Short-lived radicals detected with spin traps and probes using electron paramagnetic resonance (EPR)

Webinar Overview

Many free radicals species are highly reactive, with relatively short half-lives, and direct detection in solution by electron paramagnetic resonance (EPR) spectroscopy is challenging. Using spin traps and probes in EPR is an effective method that offers a solution to this challenge.

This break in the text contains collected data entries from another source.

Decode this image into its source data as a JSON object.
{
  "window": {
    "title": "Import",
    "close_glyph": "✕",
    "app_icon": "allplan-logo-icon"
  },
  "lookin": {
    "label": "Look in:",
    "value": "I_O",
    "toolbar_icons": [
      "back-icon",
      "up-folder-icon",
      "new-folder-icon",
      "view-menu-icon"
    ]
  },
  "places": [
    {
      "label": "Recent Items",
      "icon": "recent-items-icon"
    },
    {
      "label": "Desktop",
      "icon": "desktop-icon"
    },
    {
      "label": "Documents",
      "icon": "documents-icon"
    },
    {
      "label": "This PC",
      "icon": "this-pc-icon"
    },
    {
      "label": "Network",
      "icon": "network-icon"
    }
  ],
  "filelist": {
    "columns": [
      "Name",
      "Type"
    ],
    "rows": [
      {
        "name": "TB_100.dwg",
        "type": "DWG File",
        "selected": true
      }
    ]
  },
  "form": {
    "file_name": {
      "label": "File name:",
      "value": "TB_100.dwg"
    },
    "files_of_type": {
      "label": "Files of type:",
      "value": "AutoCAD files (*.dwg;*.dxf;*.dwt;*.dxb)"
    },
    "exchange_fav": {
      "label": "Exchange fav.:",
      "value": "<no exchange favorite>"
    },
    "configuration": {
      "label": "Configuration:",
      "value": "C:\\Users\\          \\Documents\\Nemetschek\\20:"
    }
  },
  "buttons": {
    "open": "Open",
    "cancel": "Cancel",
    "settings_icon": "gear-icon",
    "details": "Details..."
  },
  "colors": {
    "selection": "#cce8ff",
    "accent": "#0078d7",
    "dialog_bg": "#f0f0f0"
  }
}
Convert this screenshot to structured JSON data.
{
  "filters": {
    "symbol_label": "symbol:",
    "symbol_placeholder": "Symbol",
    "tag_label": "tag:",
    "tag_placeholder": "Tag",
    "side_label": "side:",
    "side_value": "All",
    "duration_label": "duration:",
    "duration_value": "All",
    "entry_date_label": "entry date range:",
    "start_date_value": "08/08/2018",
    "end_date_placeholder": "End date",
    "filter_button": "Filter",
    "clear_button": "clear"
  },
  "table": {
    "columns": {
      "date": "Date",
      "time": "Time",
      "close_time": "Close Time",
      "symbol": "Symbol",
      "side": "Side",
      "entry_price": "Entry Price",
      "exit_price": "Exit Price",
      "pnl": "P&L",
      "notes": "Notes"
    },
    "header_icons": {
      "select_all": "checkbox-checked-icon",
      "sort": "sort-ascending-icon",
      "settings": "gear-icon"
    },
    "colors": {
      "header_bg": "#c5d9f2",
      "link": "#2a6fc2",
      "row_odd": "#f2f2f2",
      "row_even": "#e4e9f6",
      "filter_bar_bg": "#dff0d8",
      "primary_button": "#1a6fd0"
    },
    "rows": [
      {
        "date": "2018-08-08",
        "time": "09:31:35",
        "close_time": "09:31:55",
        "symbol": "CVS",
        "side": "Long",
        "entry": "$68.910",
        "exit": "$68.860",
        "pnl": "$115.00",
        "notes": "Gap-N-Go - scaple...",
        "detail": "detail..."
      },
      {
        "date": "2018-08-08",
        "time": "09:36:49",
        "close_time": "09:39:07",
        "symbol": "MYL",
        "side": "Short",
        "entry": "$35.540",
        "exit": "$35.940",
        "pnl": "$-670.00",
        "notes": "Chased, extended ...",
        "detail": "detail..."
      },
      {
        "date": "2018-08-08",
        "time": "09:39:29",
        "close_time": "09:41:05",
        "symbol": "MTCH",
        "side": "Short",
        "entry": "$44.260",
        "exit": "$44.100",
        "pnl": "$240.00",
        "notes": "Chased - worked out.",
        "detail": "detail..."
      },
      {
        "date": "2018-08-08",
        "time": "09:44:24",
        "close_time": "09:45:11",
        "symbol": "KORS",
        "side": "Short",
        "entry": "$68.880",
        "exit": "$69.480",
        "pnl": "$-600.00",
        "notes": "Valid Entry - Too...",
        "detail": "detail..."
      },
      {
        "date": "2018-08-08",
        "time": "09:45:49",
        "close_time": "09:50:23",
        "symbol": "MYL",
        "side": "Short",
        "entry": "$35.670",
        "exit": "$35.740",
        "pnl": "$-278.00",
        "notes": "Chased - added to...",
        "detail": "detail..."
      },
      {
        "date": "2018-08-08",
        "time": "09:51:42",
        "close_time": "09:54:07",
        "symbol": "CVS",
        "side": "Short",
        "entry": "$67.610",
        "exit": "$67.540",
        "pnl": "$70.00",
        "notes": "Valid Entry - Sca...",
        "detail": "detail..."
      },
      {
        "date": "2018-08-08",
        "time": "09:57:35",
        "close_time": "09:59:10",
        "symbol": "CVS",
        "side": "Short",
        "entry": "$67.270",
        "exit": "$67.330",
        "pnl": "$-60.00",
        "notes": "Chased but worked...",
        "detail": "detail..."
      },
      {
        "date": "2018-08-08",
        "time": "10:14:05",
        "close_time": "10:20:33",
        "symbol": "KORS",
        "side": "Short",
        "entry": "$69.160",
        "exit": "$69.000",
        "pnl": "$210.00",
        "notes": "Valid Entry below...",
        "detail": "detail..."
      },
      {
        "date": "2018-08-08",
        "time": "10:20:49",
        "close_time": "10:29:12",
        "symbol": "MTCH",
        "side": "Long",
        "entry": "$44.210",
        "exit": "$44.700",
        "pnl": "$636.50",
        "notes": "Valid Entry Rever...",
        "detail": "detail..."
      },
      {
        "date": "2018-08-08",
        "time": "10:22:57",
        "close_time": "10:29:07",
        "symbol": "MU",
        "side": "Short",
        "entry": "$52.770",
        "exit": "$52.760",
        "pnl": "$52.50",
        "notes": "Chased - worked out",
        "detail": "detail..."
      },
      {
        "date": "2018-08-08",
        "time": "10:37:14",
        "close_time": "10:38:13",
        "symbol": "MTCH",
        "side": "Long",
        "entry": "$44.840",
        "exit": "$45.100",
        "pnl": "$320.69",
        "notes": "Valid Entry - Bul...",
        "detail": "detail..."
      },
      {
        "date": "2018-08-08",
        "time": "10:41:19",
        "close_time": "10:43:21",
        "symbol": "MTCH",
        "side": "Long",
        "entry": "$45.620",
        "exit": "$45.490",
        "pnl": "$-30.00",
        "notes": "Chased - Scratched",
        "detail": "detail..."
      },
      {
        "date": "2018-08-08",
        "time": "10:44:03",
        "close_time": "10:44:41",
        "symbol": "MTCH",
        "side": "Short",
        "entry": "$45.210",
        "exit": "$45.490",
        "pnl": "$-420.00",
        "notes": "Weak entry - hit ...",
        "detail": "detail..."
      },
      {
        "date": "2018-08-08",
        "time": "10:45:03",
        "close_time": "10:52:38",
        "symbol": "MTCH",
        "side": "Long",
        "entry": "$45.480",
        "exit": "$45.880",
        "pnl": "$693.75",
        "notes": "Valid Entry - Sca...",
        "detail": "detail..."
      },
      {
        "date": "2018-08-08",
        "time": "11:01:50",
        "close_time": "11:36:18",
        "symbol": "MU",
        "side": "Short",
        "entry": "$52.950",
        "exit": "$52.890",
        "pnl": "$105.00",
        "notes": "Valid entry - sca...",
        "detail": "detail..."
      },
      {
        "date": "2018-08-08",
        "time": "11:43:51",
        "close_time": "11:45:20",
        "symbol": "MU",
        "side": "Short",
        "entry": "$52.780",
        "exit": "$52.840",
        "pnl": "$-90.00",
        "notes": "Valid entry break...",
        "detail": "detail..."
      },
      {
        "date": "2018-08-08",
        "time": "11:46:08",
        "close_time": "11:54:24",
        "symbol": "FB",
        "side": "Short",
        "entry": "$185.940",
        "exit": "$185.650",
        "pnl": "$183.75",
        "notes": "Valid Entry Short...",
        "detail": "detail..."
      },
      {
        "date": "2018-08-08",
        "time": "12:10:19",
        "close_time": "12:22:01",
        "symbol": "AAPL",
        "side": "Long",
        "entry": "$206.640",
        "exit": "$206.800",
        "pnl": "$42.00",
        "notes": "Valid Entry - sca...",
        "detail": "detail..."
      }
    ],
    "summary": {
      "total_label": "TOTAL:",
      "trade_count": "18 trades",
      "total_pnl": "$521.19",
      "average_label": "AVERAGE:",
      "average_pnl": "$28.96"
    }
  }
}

This webinar will provide an overview of two EPR techniques using spin traps and probes that enable detecting, identifying, and quantifying short-lived radicals such as reactive oxygen and nitrogen species (ROS and RNS). Spin traps are compounds that react covalently with highly transient free radicals to form relatively stable, persistent spin adducts that also possess paramagnetic resonance spectra detectable by EPR spectroscopy. In contrast to spin traps, spin probes do not ‘trap’ radicals, but are oxidized by ROS or RNS to form nitroxides (free radicals) with a half-life of several hours, which can readily be detected by EPR. Examples, sample preparation and data interpretation will be discussed.

Tuesday, May 17, 2022

10:00 AM in EDT / 4:00 PM CEST

What you will learn

  • Basics of spin traps and probes and their various applications
  • Advantages and disadvantages between spin traps and spin probes
  • Examples of reaction monitoring, radical identification, and quantitative analysis with SpinFit and SpinCount modules


Dr. Kalina Ranguelova

Senior EPR Applications Scientist, Bruker BioSpin

Dr. Kalina Ranguelova is an EPR Applications Scientist in Bruker BioSpin Corporation since 2011. She completed her Ph.D. at The Bulgarian Academy of Sciences where she received a Ph.D. with research focused on inorganic copper complexes structure using electron paramagnetic resonance (EPR) spectroscopy. After two research positions at CUNY and National Institute for Environmental Sciences where she studied free radical biology and EPR spin trapping as method for measurement of reactive oxygen species (ROS), she joined Bruker and holds a role as Applications Scientist. Her current focus is detection and identification of free radicals in biological systems and pharmaceuticals using spin traps and spin probes. She has publications in journals like Journal of Biological Chemistry, Biochemistry, Free radical Biology and Medicine, etc. She has presented in many international meetings related to free radical research in biology and protein chemistry.

Dr. Ralph Weber

Senior EPR Applications Scientist, Bruker BioSpin

Dr. Ralph Weber started his scientific training at Brown University where he received a B.A in Chemistry and German Literature and Language. He continued his training at the University of Chicago, earning a Ph.D. in chemistry focusing on EPR and ENDOR studies of proteins and lanthanide complexes. Two postdoctoral positions followed. At Leiden University in the Netherlands he studied excited states of molecules using ODMR (Optically Detected Magnetic Resonance) and designed and constructed a high frequency pulse EPR spectrometer. At MIT he studied motional dynamics in lipids via solid state NMR and was one of the original project members to design and construct a DNP (Dynamic Nuclear Polarization) spectrometer incorporating a high power gyrotron. He joined Bruker 29 years ago in 1989. He is responsible for much of the documentation for EPR and also offers customer support for pulse, high frequency, and imaging applications. He is currently co-principal investigator on a five-year NIH grant to develop pre-clinical EPR imaging technology and to promote its use in the pharmaceutical industry.